🔀 Lesson 13: Joins
You've built relationships between tables and enforced them with foreign keys. Now it's time for the payoff — querying data across multiple tables in a single statement. "Show me every order with the customer's name and the books they bought." That's a JOIN. This is arguably the most important topic in SQL and one of the most common interview subjects.
🎯 Learning Objectives
By the end of this lesson, you will be able to:
- Use
INNER JOINto combine rows from two or more tables - Use
LEFT JOINandRIGHT JOINto include unmatched rows - Understand and use
CROSS JOINfor all combinations - Write self-joins to relate a table to itself
- Join three or more tables in a single query
- Combine JOINs with WHERE, GROUP BY, ORDER BY, and aggregates
Estimated Time: 60 minutes
Prerequisites: Foreign keys & referential integrity (Lesson 12)
📑 In This Lesson
Why JOINs?
Your data lives in separate tables — customers in one, orders in another, books in a third. But real questions span tables:
- "Which customers ordered Dune?"
- "What's the total revenue per author?"
- "Show me all orders with customer names and book titles."

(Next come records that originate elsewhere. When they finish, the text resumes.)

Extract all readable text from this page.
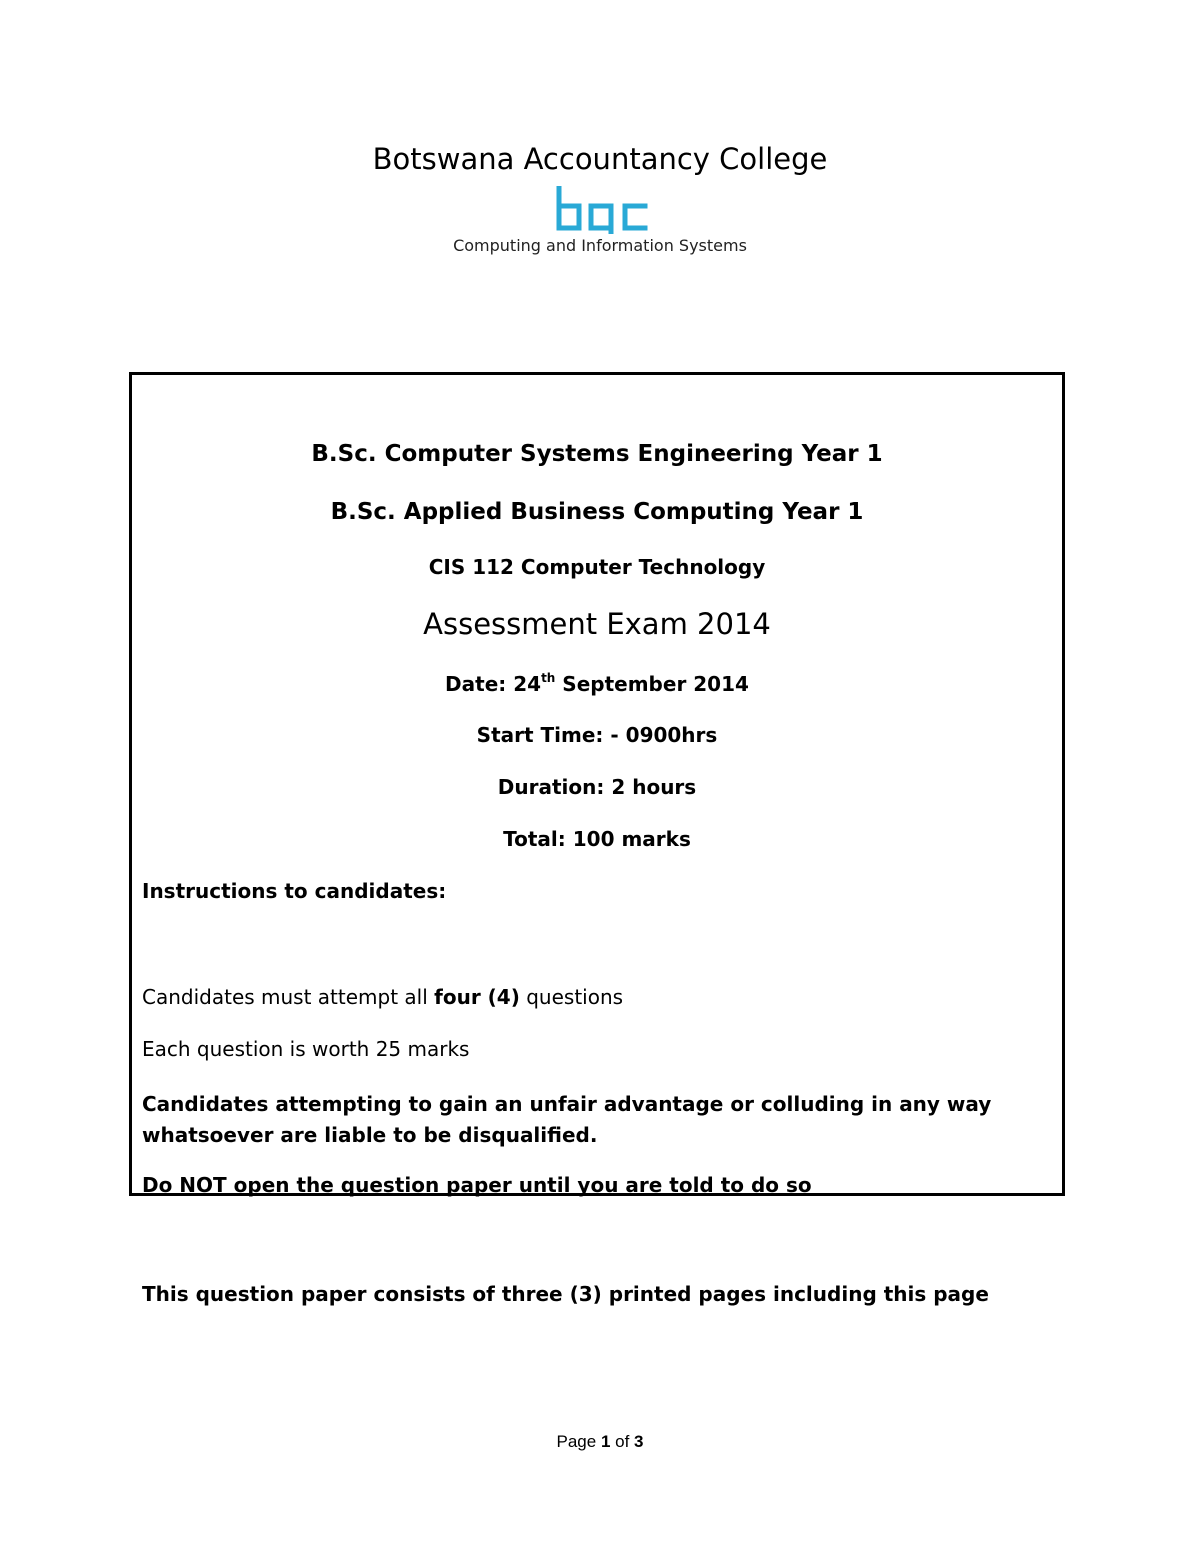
Botswana Accountancy College
Computing and Information Systems
B.Sc. Computer Systems Engineering Year 1
B.Sc. Applied Business Computing Year 1
CIS 112 Computer Technology
Assessment Exam 2014
Date: 24th September 2014
Start Time: - 0900hrs
Duration: 2 hours
Total: 100 marks
Instructions to candidates:
Candidates must attempt all four (4) questions
Each question is worth 25 marks
Candidates attempting to gain an unfair advantage or colluding in any way whatsoever are liable to be disqualified.
Do NOT open the question paper until you are told to do so
This question paper consists of three (3) printed pages including this page
Page 1 of 3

A JOIN combines rows from two or more tables based on a related column (usually a foreign key matching a primary key). The result is a new, wider table that includes columns from both sources.
Our Sample Data
We'll use a simplified version of our bookstore schema for the examples. Here's what's in each table:
authors
| id | name |
|---|---|
| 1 | Frank Herbert |
| 2 | George Orwell |
| 3 | Jane Austen |
| 4 | Isaac Asimov |
books
| id | title | author_id | price |
|---|---|---|---|
| 1 | Dune | 1 | 14.99 |
| 2 | 1984 | 2 | 9.99 |
| 3 | Pride and Prejudice | 3 | 7.99 |
| 4 | Animal Farm | 2 | 8.49 |
customers
| id | first_name | last_name |
|---|---|---|
| 1 | Alice | Johnson |
| 2 | Bob | Smith |
| 3 | Carol | Williams |
orders
| id | customer_id | order_date |
|---|---|---|
| 1 | 1 | 2026-01-15 |
| 2 | 1 | 2026-02-20 |
| 3 | 2 | 2026-03-10 |
order_items
| id | order_id | book_id | quantity |
|---|---|---|---|
| 1 | 1 | 1 | 1 |
| 2 | 1 | 2 | 2 |
| 3 | 2 | 3 | 1 |
| 4 | 3 | 1 | 1 |
Notice: Isaac Asimov (author 4) has no books in our table. Carol (customer 3) has no orders. These "unmatched" rows will become important when we compare INNER JOIN vs LEFT JOIN.
INNER JOIN
An INNER JOIN returns only rows where there's a match in both tables. If a row in one table has no matching row in the other, it's excluded from the results.
Basic Syntax
SELECT columns
FROM table_a
INNER JOIN table_b ON table_a.column = table_b.column;
Example: Books with Author Names
-- Show each book with its author's name
SELECT
books.title,
authors.name AS author
FROM books
INNER JOIN authors ON books.author_id = authors.id;
Output:
+---------------------+----------------+
| title | author |
+---------------------+----------------+
| Dune | Frank Herbert |
| 1984 | George Orwell |
| Pride and Prejudice | Jane Austen |
| Animal Farm | George Orwell |
+---------------------+----------------+
Notice: Isaac Asimov doesn't appear — he has no books in our table. INNER JOIN only shows rows with matches on both sides.
Table Aliases
Typing full table names gets tedious. Use aliases to shorten them:
-- Same query with aliases
SELECT b.title, a.name AS author
FROM books b
INNER JOIN authors a ON b.author_id = a.id;
💡 Alias Convention
Common choices: first letter of the table name (b for books, a for authors, c for customers, o for orders). For tables with the same first letter, use two letters (oi for order_items, bc for book_categories).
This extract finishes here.